Lesson Plan - Sitting Down to Take a Stand

Learning Objective

Students will learn how Ayanna Najuma and other kid activists fought segregation in 1958.

Content-Area Connections

U.S. History, Civics

Standards Correlations

CCSS: R.1, R.2, R.3, R.4, R.5, R.7, R.8, R.10

NCSS: Civic Ideals and Practices

TEKS: Social Studies 5.18, 6.12

Text Structure

Cause and Effect

1. Preparing to Read

Watch the Video
Play the video “How Kids Changed the World.” Use the “Pause and Discuss” questions throughout the video to gauge understanding. Ask: How did these kids’ actions help change the course of American history?

Preview Words to Know
Project the online vocabulary slideshow and introduce the Words to Know.

  • integrated
  • activist


Set a Purpose for Reading
As students read, have them think about qualities that kids need to help bring about change.
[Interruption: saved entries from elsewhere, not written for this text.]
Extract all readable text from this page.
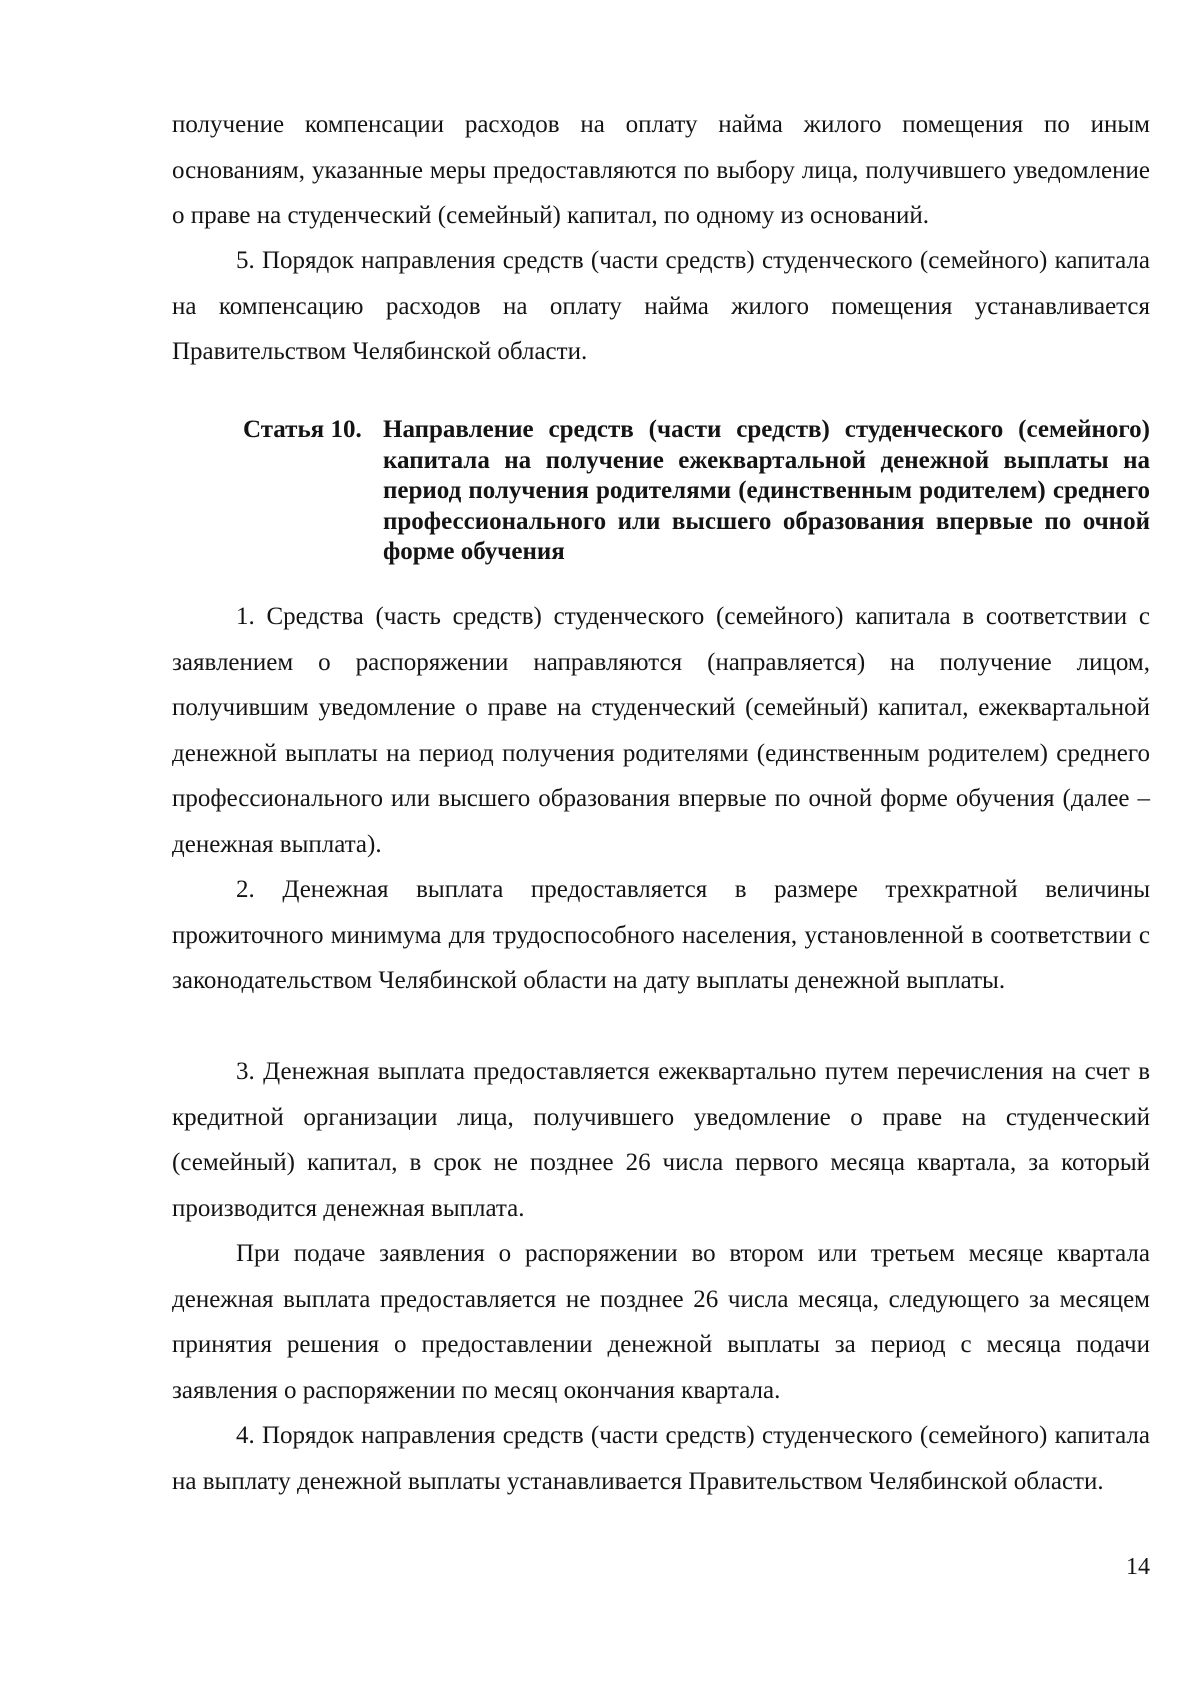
получение компенсации расходов на оплату найма жилого помещения по иным основаниям, указанные меры предоставляются по выбору лица, получившего уведомление о праве на студенческий (семейный) капитал, по одному из оснований.

5. Порядок направления средств (части средств) студенческого (семейного) капитала на компенсацию расходов на оплату найма жилого помещения устанавливается Правительством Челябинской области.

Статья 10. Направление средств (части средств) студенческого (семейного) капитала на получение ежеквартальной денежной выплаты на период получения родителями (единственным родителем) среднего профессионального или высшего образования впервые по очной форме обучения

1. Средства (часть средств) студенческого (семейного) капитала в соответствии с заявлением о распоряжении направляются (направляется) на получение лицом, получившим уведомление о праве на студенческий (семейный) капитал, ежеквартальной денежной выплаты на период получения родителями (единственным родителем) среднего профессионального или высшего образования впервые по очной форме обучения (далее – денежная выплата).

2. Денежная выплата предоставляется в размере трехкратной величины прожиточного минимума для трудоспособного населения, установленной в соответствии с законодательством Челябинской области на дату выплаты денежной выплаты.

3. Денежная выплата предоставляется ежеквартально путем перечисления на счет в кредитной организации лица, получившего уведомление о праве на студенческий (семейный) капитал, в срок не позднее 26 числа первого месяца квартала, за который производится денежная выплата.

При подаче заявления о распоряжении во втором или третьем месяце квартала денежная выплата предоставляется не позднее 26 числа месяца, следующего за месяцем принятия решения о предоставлении денежной выплаты за период с месяца подачи заявления о распоряжении по месяц окончания квартала.

4. Порядок направления средств (части средств) студенческого (семейного) капитала на выплату денежной выплаты устанавливается Правительством Челябинской области.

14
2. Close-Reading Questions

1. What details from the article support the idea that life in the 1950s was different for Black people in the North than it was in the South?
Several details in the article support the idea that life in the 1950s was different for Black people in the North than it was in the South. For example, the North had none of the “Whites Only” signs the kids were used to seeing in the South. In addition, “in the North, Black people and White people ate at the same restaurants and stayed at the same hotels,” while in the South, “Black people weren’t allowed to attend the same schools, get treated in the same hospitals, or even use the same drinking fountains as White people.”
R.2 Main Idea and Key Details

2. How did the second day of the sit-in at the Katz Drug Store differ from the first day?
The second day of the sit-in at the Katz Drug Store differed from the first day in that the scene grew more tense. The article explains that on the second day, “some White customers yelled at [the kids], and others poured ketchup on them.”
R.5 Comparison

3. What is the purpose of the sidebar, “The Greensboro Four”?
The purpose of the sidebar, “The Greensboro Four,” is to describe another famous sit-in from that era—when Black college students staged a sit-in at the lunch counter at a store called Woolworth’s in Greensboro, North Carolina.
R.7 Text Features

3. Skill Building

Featured Skill: Determine Meaning
Use the skill builder “In Her Own Words” to help students analyze two quotes from Ayanna Najuma about her civil rights work.